L’accompagnement du chant grégorien a fait couler beaucoup d’encre et suscité des polémiques que certains « puristes » ont poussées un peu trop loin. Il faut dire que les exagérations ont été multiples. D’un côté il y a les musicologues médiévistes qui ne jurent que par une sorte d’archéologie expérimentale, très intéressante, mais présentée comme seule approche valable (ce qui en fait une vérité tronquée). De l’autre côté il y a les grégorianistes catholiques qui considèrent que tout ce qui mérite d’être connu ne peut venir que de l’Abbaye de Solesmes (ce qui est une vérité également tronquée). De ces deux « bords » sont apparu deux visions de l’accompagnement du chant grégorien :
- les médiévistes estiment que l’accompagnement était pratiqué, et s’appuient sur le traité anonyme Musica Enchiriadis (IX e s.) qui atteste en effet de sa pratique, mais se réfère aussi à une polyphonie qui commence tout juste à émerger.
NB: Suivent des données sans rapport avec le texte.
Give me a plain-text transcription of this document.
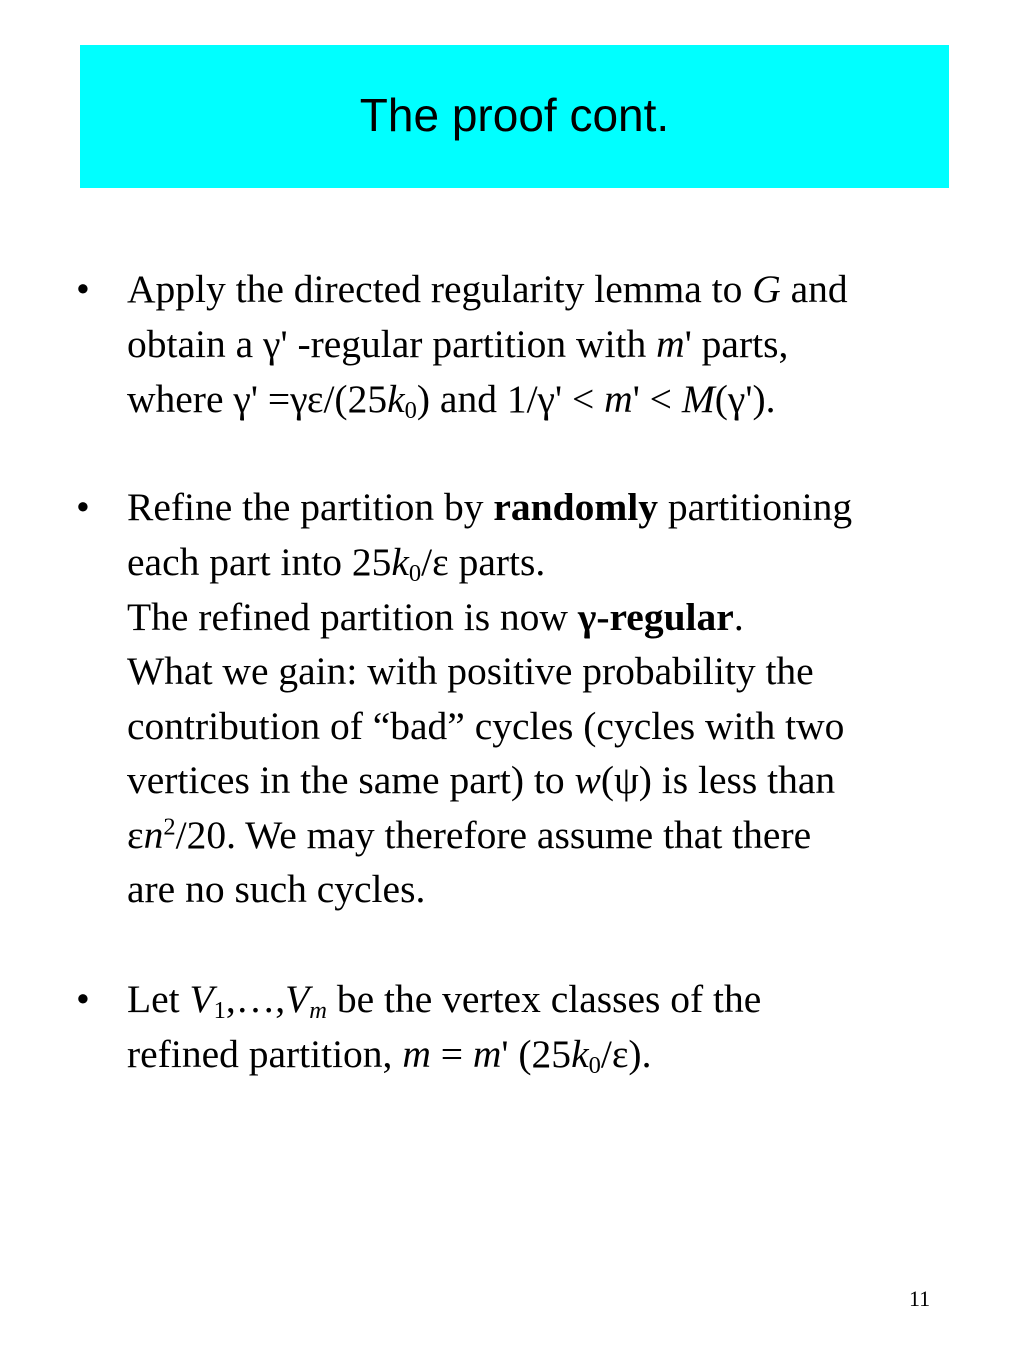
The proof cont.
• Apply the directed regularity lemma to G and
obtain a γ' -regular partition with m' parts,
where $\gamma' =\gamma\varepsilon/(25k_0)$ and 1/γ' < m' < M(γ').
• Refine the partition by randomly partitioning
each part into $25k_0/\varepsilon$ parts.
The refined partition is now γ-regular.
What we gain: with positive probability the
contribution of “bad” cycles (cycles with two
vertices in the same part) to w(ψ) is less than
$\varepsilon n^2/20$. We may therefore assume that there
are no such cycles.
• Let $V_1,\dots,V_m$ be the vertex classes of the
refined partition, m = m' $(25k_0/\varepsilon)$.
11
On sait aussi que l’orgue apparaît à cette époque dans les lieux de culte, et qu’on ne peut s’en servir que pour tenir des notes. La conclusion est évidente, mais les médiévistes, notamment Marcel Pérès, tiennent à pratiquer des bourdons vocaux, et qui plus est à l’octave grave, en s’appuyant sur une pratique de l’église d’orient. Si celle-ci a eu de l’influence sur le Moyen Age occidental, on ne peut pas affirmer que le chant grégorien fut une copie à ce point semblable à la pratique orientale.
- les grégorianistes catholiques « solesmiens » ont comporté en leurs rangs de véritables chevaliers anti-accompagnement, qui ont véritablement combattu les médiévistes, parfois avec un mordant regrettable. Par exemple en préférant dénoncer l’utilisation du bourdon en l’appelant intentionnellement « ison » (terme grec que n’utilisent pas les médiévistes) alors que le Moyen Age français le connaissait sous le nom d' »organum » (terme utilisé par les mêmes médiévistes). Surtout, ces puristes écartaient systématiquement la mention du traité Musica Enchiriadis, ce qui n’était pas très objectif ! Mais ils avaient aussi en ligne de mire différents livres d’accompagnements du chant grégorien écrits dans un style romantique, et en cela ils avaient tout à fait raison : ces livres sont autant d’erreurs de fond !
Or il y a une voie médiane. Il a existé dès le XIXe s., noyés dans la masse, quelques musiciens qui étaient en quelque sorte des Viollet-le-Duc de la musique sacrée, voulant retrouver les méthodes musicales modales du Moyen Age en matière de chant grégorien. L’un d’eux, particulièrement, fut Louis Niedermeyer, à qui l’on doit le style flamboyant qui devint la grande tradition de Notre-Dame de Paris jusqu’au Chanoine Jehan Revert et Pierre Cochereau. Une école musicale qui, aujourd’hui, n’est plus portée par leurs successeurs, plus soucieux d’un style liturgique « gallicano-lustigérien » créé ex nihilo.
Cette voie médiane consiste tout simplement à replacer l’accompagnement du chant grégorien à l’orgue, à réduire le nombre de notes d’accompagnement et à les situer dans la tessiture de la voix des chantres, et ainsi à retrouver la pratique du clavier sur un petit orgue positif d’une étendue d’environ deux octaves. Voilà qui peut paraître absurde pour un organiste qui ne connaît pas le chant grégorien. Pourtant, l’expérimentation montre qu’un si petit espace sonore permet de retrouver des fondements qui en disent long sur une pratique harmonique médiévale qui est en faite une véritable métaphysique musicale, celle que l’on comprenait de Platon à Boece, qui a été perdue de vue à la Renaissance, et méprisée par l’orgueil de la « musique contemporaine » du XXe s.